10. In P. Malaichami v. M. Ambalam (supra), on which the High Court relied, the facts were different. In that case, the recount, ordered did not involve the mere mechanical process of counting the valid votes cast in favour of the parties. It involved the kind of counting contemplated under Rule 56 of the Conduct of Election Rules, 1961, 'with all its implications'. The validity of the votes was to be under re-examination. And if the returned candidate intended to take the benefit of such a recount against the election petitioner or other candidate, in whose favour the further declaration of being duly elected had been claimed, it was necessary for him to file a notice of recrimination. In the present case, the appellant was concerned with his claim to his 250 votes. The claim did not involve any reconsideration of the validity of any votes, whether cast in his favour or any other candidate; what was called for was a mere mechanical process of counting. That every order of recount does not bring Section 97 into play was laid down by this Court in Anirudh Prasad v. Rajeshwari Saroj Das and Ors.  Suppl. S.C.R. 91.

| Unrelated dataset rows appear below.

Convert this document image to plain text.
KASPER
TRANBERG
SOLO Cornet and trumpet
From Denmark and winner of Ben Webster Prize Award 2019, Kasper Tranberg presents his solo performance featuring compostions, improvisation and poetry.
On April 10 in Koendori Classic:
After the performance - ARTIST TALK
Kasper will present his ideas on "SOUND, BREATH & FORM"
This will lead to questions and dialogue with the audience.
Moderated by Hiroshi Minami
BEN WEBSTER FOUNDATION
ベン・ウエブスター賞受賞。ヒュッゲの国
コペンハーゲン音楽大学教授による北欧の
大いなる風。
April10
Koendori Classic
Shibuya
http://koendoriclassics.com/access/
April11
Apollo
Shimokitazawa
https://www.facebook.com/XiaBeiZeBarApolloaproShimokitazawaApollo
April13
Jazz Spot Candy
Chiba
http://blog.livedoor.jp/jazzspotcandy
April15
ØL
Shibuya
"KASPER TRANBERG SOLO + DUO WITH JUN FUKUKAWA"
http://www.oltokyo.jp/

11. We are of opinion that the High Court should not have declined to include in the appellant's total votes the 250 votes cast in favour of the appellant but included in the packet of Bahekar. If those votes are included in the appellant's total, the appellant secures the highest number of votes and is entitled to be declared elected.

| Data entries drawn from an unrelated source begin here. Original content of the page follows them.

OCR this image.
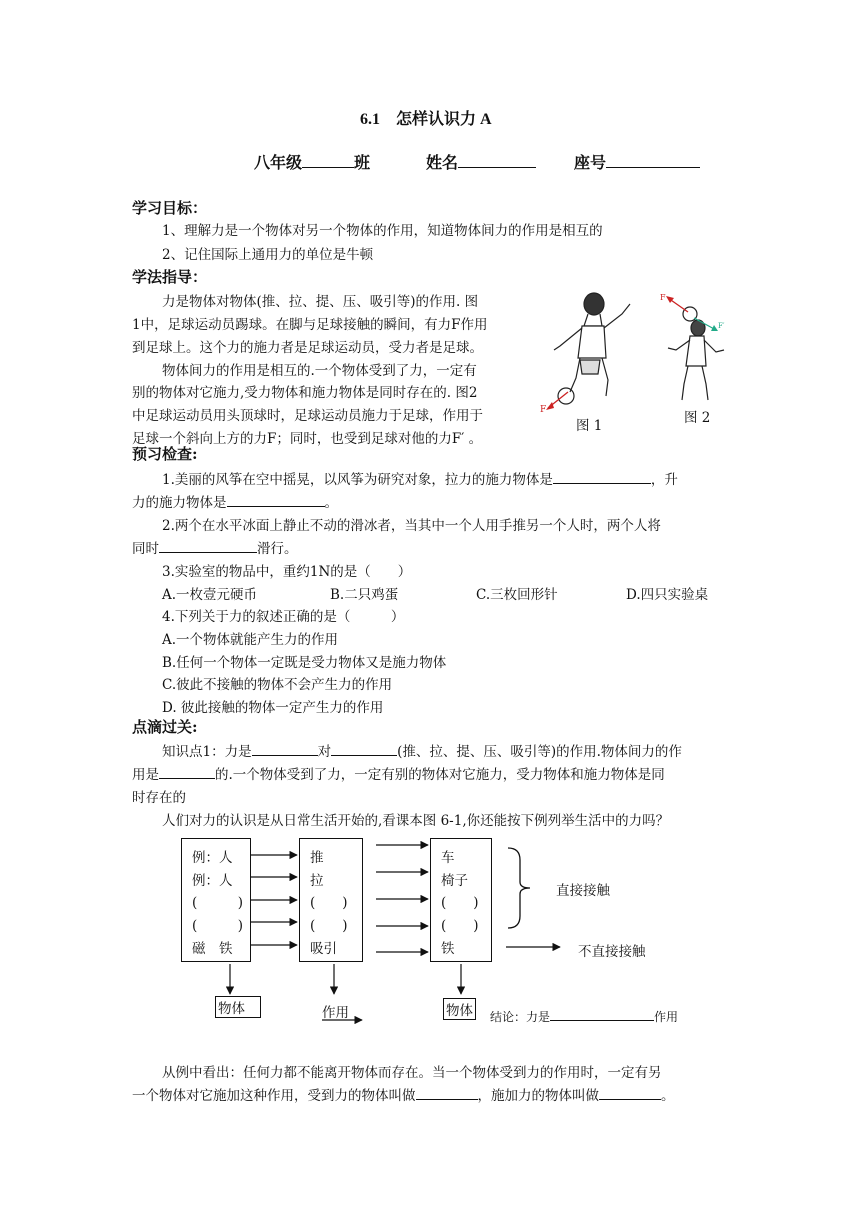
6.1　怎样认识力 A
八年级	班	姓名	座号
学习目标：
1、理解力是一个物体对另一个物体的作用，知道物体间力的作用是相互的
2、记住国际上通用力的单位是牛顿
学法指导：
力是物体对物体(推、拉、提、压、吸引等)的作用. 图
1中，足球运动员踢球。在脚与足球接触的瞬间，有力F作用
到足球上。这个力的施力者是足球运动员，受力者是足球。
物体间力的作用是相互的.一个物体受到了力，一定有
别的物体对它施力,受力物体和施力物体是同时存在的. 图2
中足球运动员用头顶球时，足球运动员施力于足球，作用于
足球一个斜向上方的力F；同时，也受到足球对他的力F′ 。
F
图 1
F
F′
图 2
预习检查:
1.美丽的风筝在空中摇晃，以风筝为研究对象，拉力的施力物体是	，升
力的施力物体是	。
2.两个在水平冰面上静止不动的滑冰者，当其中一个人用手推另一个人时，两个人将
同时	滑行。
3.实验室的物品中，重约1N的是（　　）
A.一枚壹元硬币	B.二只鸡蛋	C.三枚回形针	D.四只实验桌
4.下列关于力的叙述正确的是（　　　）
A.一个物体就能产生力的作用
B.任何一个物体一定既是受力物体又是施力物体
C.彼此不接触的物体不会产生力的作用
D. 彼此接触的物体一定产生力的作用
点滴过关:
知识点1：力是	对	(推、拉、提、压、吸引等)的作用.物体间力的作
用是	的.一个物体受到了力，一定有别的物体对它施力，受力物体和施力物体是同
时存在的
人们对力的认识是从日常生活开始的,看课本图 6-1,你还能按下例列举生活中的力吗？
例：人
例：人
(　　　)
(　　　)
磁　铁
推
拉
(　　)
(　　)
吸引
车
椅子
(　　)
(　　)
铁
直接接触
不直接接触
物体	作用	物体 结论：力是	作用
从例中看出：任何力都不能离开物体而存在。当一个物体受到力的作用时，一定有另
一个物体对它施加这种作用，受到力的物体叫做	，施加力的物体叫做	。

12. In the circumstances, it is not necessary to consider the other contention of learned Counsel for the appellant that the High Court was in error in directing a recount of the ballot papers.
13. A submission was made by learned Counsel for the fifth respondent that the postal ballot papers were printed in Hindi and therefore, Rule 22 of the Conduct of Election Rules, 1961 was contravened. The point was raised before the High Court and, has, in our opinion, been rightly repelled. On the material before us it is not possible to say that the result of the election has been materially effected by that irregularity.
14. In the appeal filed by Bahekar, the contention raised for him is that on a proper and complete recount of the votes cast for the respective candidates it is he who should be declared duly elected. We are not satisfied that the grounds raised have any substance, and we see no force in his appeal.
15. In the result, Civil Appeal No. 1936 (NCE) of 1978 is allowed and Civil Appeal No. 2387 (NCE) of 1978 is dismissed. The order of the High Court declaring the election of the appellant void and declaring the fifth respondent duly elected is set aside. The election petition is dismissed. The appellant is entitled to his costs throughout against the second and the fifth respondents in the election petition as Well as in the appeal filed by him. The remaining respondents will bear their own costs in that appeal. All the parties will bear their own costs in the other appeal.